The wing was stimulated using either airflow or direct mechanical vibration. The airflow stimulation apparatus consists of an axial fan and airflow straightener to blow air across the wing at behaviorally relevant speeds (1 to 3 m/s) and angles of attack (−/+20°& 0° relative to the chordwise plane between the costa and arculus veins; SI Appendix, Fig. S3). The direct mechanical stimulation was provided by a precision lever-arm system (Aurora Scientific 300C: Dual-Mode Muscle Lever). The lever was attached at the nodus on the wing, and vibration stimuli included uniform white noise (0 to 500 Hz) or aeroelastic flutter playback (SI Appendix, Fig. S5). The flutter displacement data were derived from digitizing the nodus during airflow stimulation using DLT DataViewer (83). This stimulus replicated the natural nodus motion in the absence of airflow. The forewing was fixed at the hinge in a natural (gliding) flight position using a 50/50 mixture of paraffin and beeswax. Fixing the hinge largely excludes internal proprioceptors from stimulation, allowing only wing surface sensors to be activated. The airflow stimulation apparatus or lever-arm system was aligned to the fixed wing sample rather than to the body axis to account for any difference across specimens. Hindwings were folded dorsally out of view of the camera and restricted with a folded strip of paper and paper clip. To record the activity of wing mechanosensors, we performed a side entry dissection and removed a single layer of trachea to access the anterior wing nerve. A borosilicate glass suction electrode was pulled using a Sutter P-2000 Laser-Based Micropipette Puller, cut with a ceramic tile to match the diameter of each nerve (30 to 50 μm), and used to record extracellularly from anterior nerve primary afferents. Anterior nerves receive inputs from all wing vein CS (Fig. 4H). The posterior wing nerve only receives inputs from the wing hinge, so posterior nerve recordings were not included here. Recordings where muscle contractions occurred were easily identified from the large movement artifacts and were subsequently discarded.

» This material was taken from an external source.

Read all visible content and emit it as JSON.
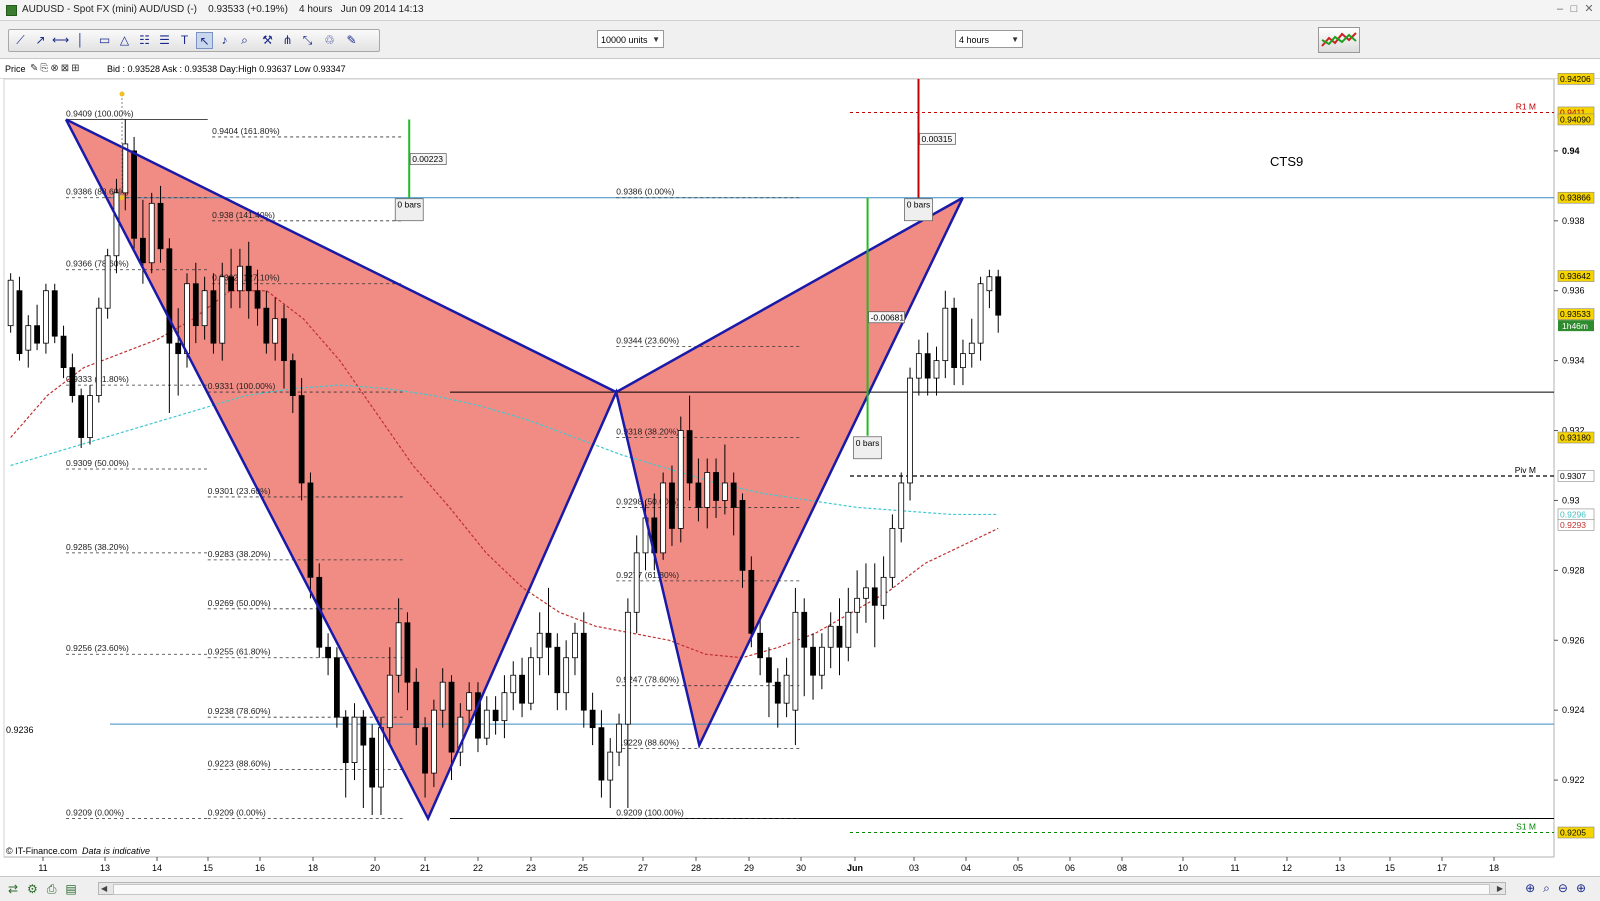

Finite Element Analysis and Fluid–Structure Simulation.

The wing’s structural properties largely dictate the modes of deformation. Combes and Daniel found that the hawkmoth’s wing deformation patterns are still sufficiently predicted when fluid-dynamic forces are excluded from damped finite element models (86, 87). Thus, we also performed a modal analysis simulation for a dragonfly forewing model retaining realistic corrugation with Ansys Mechanical 2024 R2 (Movie S5). The wing model geometry was constructed by combining the µCT scanning for a S. striolatum wing for vein cross-sections and the 3D venation from the direct linear transform (DLT) from a pair of stereo photos. See Fabian et al. for the details of the model construction method. The wing density (except for the pterostigma) was assumed to be 1,200 kg/m³, while the pterostigma mass was set to be 9% of the total wing mass (88). The Young’s modulus was 4.9 GPa for the entire wing (89). Using the same wing model, we performed an FSI simulation on a gliding dragonfly forewing. The fluid dynamics solver (Ansys Fluent) for unsteady laminar simulation and structural dynamics solver (Ansys Mechanical) for transient structural simulation were loosely coupled (Ansys System Coupling) to obtain the converged solution for each time step. The example sequence shown in Movie S1 is a gliding simulation where wind speed is 2.6 m/s and angle of attack is 15° (Reynolds number is approximately 970).

Temporal Analysis.

In this study, STA was sufficient in providing an initial approximation to the sensory encoding especially when the input information was linearly represented. Nonlinear models such as MNE and MID were not applicable for several reasons. First, the recorded sensors are sparsely activated, and the recording cannot be maintained for long periods due to their proximity to the mechanical stimulation. The limited spikes led to overfitting in MNE and MID with uninterpretable results. Second, the stimulus space dimensionality of a fast deforming wing is an order of magnitude larger than what is typically used for nonlinear models (90). To accurately represent the local deformations across the wing surface requires ~30,000 variables (bins) per time point (frame). Typically, only 1 to 2 variables are used in these models, so the computational requirements for 30,000 are not realistic. To reduce computational requirements, dimensionality reduction techniques can be performed prior to modeling, but this requires making more assumptions about the data. Units which were not phase-locked with the periodic stimuli were excluded from STA analysis (see SI Appendix, Fig. S4B for further explanation). Phase-locked units were classified using vector strength (SI Appendix, Fig. S4) (49, 50). Phase (φ) was calculated for each unit relative to PC scores by measuring the time between oscillation peaks (2π) and normalizing this to radians. The time point between peaks where the spike occurs is the phase value in radians. Phase-locked units were identified by calculating vector strength (Eq. S1), where θ=φ/2π and N is the number of cycles. Units with vector strength >0.6 were considered phase-locked and vector strength between 0.5 and 0.6 were classified as weakly phase-locked. Units that were not phase-locked were likely a result of inaccurate sorting due to the low signal to noise ratio of smaller units.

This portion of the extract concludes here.